Several years of rapid hydrocarbons-fuelled growth in Ghana have put increasing pressure on its transport infrastructure, prompting a spate of expansion projects that will increase capacity for bulk and container handling, as well as specialised oilfields services.
Private sector projects
In April, local press reported that China Harbour Engineering Company (CHEC) won a $600m contract to build a new majority private-owned port at Atuabo, 326 km west of Ghana’s capital, Accra, and just 100 km west of Takoradi, the centre of the country’s nascent oil industry.
The Atuabo Free Port, to be built over 25 months, includes an 18.5-metre channel and three berths, and according to statements from Atuabo Free Port’s development manager, Steven Gray, it will focus predominantly on servicing the oil and gas sector in West Africa.
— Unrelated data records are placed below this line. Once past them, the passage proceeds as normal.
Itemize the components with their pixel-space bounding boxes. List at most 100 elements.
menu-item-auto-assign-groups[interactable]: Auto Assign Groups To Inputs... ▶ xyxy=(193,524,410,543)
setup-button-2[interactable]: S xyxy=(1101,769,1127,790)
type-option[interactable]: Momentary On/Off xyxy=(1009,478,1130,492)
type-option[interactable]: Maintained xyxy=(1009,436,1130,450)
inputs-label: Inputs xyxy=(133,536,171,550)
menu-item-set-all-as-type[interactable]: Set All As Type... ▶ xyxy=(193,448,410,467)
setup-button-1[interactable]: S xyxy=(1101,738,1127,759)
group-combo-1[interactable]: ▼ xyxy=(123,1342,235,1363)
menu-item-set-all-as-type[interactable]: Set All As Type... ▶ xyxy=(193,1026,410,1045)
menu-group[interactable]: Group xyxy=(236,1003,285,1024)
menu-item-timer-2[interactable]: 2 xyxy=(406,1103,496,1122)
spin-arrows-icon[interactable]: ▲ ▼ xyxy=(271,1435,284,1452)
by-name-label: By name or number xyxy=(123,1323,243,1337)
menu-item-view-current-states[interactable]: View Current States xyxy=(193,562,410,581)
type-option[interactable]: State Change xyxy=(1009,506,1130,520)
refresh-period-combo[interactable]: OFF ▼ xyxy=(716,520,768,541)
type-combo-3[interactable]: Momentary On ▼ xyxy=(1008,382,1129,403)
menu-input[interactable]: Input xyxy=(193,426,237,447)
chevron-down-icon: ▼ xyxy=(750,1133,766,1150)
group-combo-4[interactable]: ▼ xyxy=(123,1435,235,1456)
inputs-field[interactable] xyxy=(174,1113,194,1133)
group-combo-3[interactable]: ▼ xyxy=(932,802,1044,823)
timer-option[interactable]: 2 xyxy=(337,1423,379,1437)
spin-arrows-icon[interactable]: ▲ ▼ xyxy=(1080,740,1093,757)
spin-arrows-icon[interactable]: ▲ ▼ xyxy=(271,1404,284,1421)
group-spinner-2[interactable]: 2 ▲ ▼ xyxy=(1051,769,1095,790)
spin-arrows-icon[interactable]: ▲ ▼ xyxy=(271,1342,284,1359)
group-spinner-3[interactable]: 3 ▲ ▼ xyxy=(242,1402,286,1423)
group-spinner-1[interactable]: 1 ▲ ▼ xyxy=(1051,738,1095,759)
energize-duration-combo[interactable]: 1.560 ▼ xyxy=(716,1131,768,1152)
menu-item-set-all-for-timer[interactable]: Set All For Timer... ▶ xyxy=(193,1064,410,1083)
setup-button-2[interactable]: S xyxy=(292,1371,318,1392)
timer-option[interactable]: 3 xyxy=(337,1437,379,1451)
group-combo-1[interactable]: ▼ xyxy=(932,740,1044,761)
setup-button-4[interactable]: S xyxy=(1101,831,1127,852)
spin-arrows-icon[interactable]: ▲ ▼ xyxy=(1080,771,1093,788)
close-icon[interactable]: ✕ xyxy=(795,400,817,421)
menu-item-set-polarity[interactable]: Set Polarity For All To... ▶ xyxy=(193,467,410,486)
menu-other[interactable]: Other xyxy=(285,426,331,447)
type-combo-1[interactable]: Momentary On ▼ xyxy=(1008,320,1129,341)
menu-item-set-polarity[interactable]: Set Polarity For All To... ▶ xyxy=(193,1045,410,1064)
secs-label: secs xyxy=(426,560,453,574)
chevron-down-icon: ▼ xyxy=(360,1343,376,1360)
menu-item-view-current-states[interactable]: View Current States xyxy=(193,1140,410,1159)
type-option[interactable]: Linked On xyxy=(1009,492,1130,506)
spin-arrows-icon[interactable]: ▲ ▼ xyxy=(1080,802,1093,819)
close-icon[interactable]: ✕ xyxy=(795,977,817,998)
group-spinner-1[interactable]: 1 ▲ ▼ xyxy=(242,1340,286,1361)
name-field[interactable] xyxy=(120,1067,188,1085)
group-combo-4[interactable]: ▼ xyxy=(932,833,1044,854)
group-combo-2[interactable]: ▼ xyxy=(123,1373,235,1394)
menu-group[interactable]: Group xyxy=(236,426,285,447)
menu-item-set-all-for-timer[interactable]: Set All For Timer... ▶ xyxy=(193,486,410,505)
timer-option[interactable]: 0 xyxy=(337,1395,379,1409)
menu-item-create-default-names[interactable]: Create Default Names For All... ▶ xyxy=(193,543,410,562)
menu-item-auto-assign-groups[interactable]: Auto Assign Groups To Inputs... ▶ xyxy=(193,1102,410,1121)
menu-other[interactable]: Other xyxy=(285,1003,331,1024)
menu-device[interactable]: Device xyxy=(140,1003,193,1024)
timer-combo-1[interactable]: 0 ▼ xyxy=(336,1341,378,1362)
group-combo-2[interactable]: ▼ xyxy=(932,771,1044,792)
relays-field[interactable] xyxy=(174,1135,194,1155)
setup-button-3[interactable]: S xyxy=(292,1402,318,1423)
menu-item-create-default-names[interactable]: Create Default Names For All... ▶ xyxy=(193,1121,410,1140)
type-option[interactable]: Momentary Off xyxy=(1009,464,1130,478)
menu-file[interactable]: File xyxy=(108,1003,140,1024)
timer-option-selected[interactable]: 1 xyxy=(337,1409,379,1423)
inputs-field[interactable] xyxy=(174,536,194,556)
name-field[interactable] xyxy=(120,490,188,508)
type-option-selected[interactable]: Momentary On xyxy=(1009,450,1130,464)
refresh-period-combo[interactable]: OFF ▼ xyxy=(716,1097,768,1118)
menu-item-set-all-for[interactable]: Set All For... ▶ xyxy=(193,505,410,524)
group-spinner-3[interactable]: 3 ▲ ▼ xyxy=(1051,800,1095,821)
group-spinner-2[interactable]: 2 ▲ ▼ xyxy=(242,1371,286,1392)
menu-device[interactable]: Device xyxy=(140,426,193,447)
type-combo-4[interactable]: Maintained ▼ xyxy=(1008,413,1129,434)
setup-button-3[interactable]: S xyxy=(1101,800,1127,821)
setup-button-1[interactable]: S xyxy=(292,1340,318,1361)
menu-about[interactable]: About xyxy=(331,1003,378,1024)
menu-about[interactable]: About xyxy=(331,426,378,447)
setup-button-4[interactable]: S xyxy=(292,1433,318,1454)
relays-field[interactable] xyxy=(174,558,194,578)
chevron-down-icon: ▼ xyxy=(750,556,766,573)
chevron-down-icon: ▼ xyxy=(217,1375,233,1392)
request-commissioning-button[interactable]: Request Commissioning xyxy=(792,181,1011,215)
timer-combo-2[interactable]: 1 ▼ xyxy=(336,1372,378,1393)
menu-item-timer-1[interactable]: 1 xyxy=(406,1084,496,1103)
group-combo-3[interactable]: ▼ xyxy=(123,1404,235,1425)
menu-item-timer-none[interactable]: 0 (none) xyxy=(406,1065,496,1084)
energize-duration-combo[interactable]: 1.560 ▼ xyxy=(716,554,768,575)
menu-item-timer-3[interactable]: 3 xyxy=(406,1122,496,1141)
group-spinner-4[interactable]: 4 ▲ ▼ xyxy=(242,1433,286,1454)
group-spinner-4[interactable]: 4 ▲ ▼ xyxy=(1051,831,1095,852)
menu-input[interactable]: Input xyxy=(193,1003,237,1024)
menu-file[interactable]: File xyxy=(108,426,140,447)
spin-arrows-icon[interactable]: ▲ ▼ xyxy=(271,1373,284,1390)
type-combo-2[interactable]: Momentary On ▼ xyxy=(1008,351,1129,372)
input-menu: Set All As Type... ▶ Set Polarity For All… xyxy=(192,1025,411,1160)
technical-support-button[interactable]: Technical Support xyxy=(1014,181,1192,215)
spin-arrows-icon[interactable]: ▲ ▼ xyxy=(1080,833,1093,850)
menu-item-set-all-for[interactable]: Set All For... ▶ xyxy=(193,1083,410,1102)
The port is a joint venture, with 10% of shares held by the government of Ghana, 35% by Ghanaian companies, and 55% by London-based Lonrho and other international investors. There are plans to list the company on the Ghana Stock Exchange once the company is operational.
An increase in the use of semi-submersible rigs, drill ships and floating production storage and offloading vessels in West Africa – in part a result of discoveries made in Ghana’s Jubilee field, as well as an increase in activity in Nigeria and Côte d’Ivoire – has led to growing demand for servicing facilities in the region. According to Gray, most rigs now must travel 20 days to South Africa for repairs, increasing costs and delays for upstream operators in the Gulf of Guinea.
The number of rigs in the Gulf of Guinea and nearby waters rose by around 20% year-on-year, US-based oilfield services company Baker Hughes reported in February. This is likely to increase further as countries look to ramp up production; Ghana itself aims to increase output nearly five-fold to 500,000 barrels per day over the next 10 years.
The bulk of Ghana’s foreign trade – roughly 70% or so, according to the Ghana Ports and Harbours Authority (GPHA) – is handled at Tema Port, just east of Accra. The 3.9m-sq-metre port is reasonably well equipped to handle current levels of traffic, but growth in volumes indicates just how much pressure the current infrastructure is under. In 2008 the port handled roughly 8.73m tonnes of cargo and 555.01 twenty-foot equivalent units (TEUs) of containerised freight, but by 2013, that had reached 12.18m tonnes and 841,989 TEUs, respectively.
The jump in traffic comes in part from Ghana’s own increased demand for imports on the back of higher growth, but also as a result from a shift in transit and trans-shipment trade from Côte d’Ivoire’s Port Autonome d’Abidjan, which traditionally served as the primary gateway to West Africa’s landlocked countries such as Burkina Faso, Niger and Mali. Unrest in Côte d’Ivoire in 2010 and 2011 led shipping companies to reroute cargo through Tema port as a result.
To improve overall capacity and reduce congestion at the port, the Ghanaian government in December signed a memorandum of understanding (MoU) for the $1bn expansion of Tema Port with APM Terminals, part of the shipping and oil company AP Moller-Maersk and Africa’s largest port and terminal operator. The agreement involves an investment of more than $1bn by Meridian Port Services (MPS), in which APM Terminals has a 35% stake. MPS already handles around 80% of the container traffic at Tema, where volumes reached 670,000 twenty-foot equivalent units (TEUs) in 2013.
The MoU also includes the development of four deep-water berths and other work to ensure larger vessels can use the port, as well as a new six-lane highway between Tema and Accra, according to local media reports. This should increase capacity on this major trunk route, which is currently affected by heavy traffic.
The focus on upgrading the ancillary infrastructure is crucial to reducing congestion at Ghana’s ports. Though the roads are generally in a better condition than in many West African countries, improvements are needed to support growing volumes of freight traffic – roughly 98% of which travels by truck. The government spends on average 1.5% of GDP on road infrastructure, one of the highest levels in the region, according to PwC, although as the country looks to reduce spending to bring its deficit under control, that may drop slightly.
However, with work due to start on the Atuabo Free Port in the third quarter of 2015, the country is clearly working to ensure its maritime infrastructure responds to what is expected to be a continued increase in demand over the medium-term.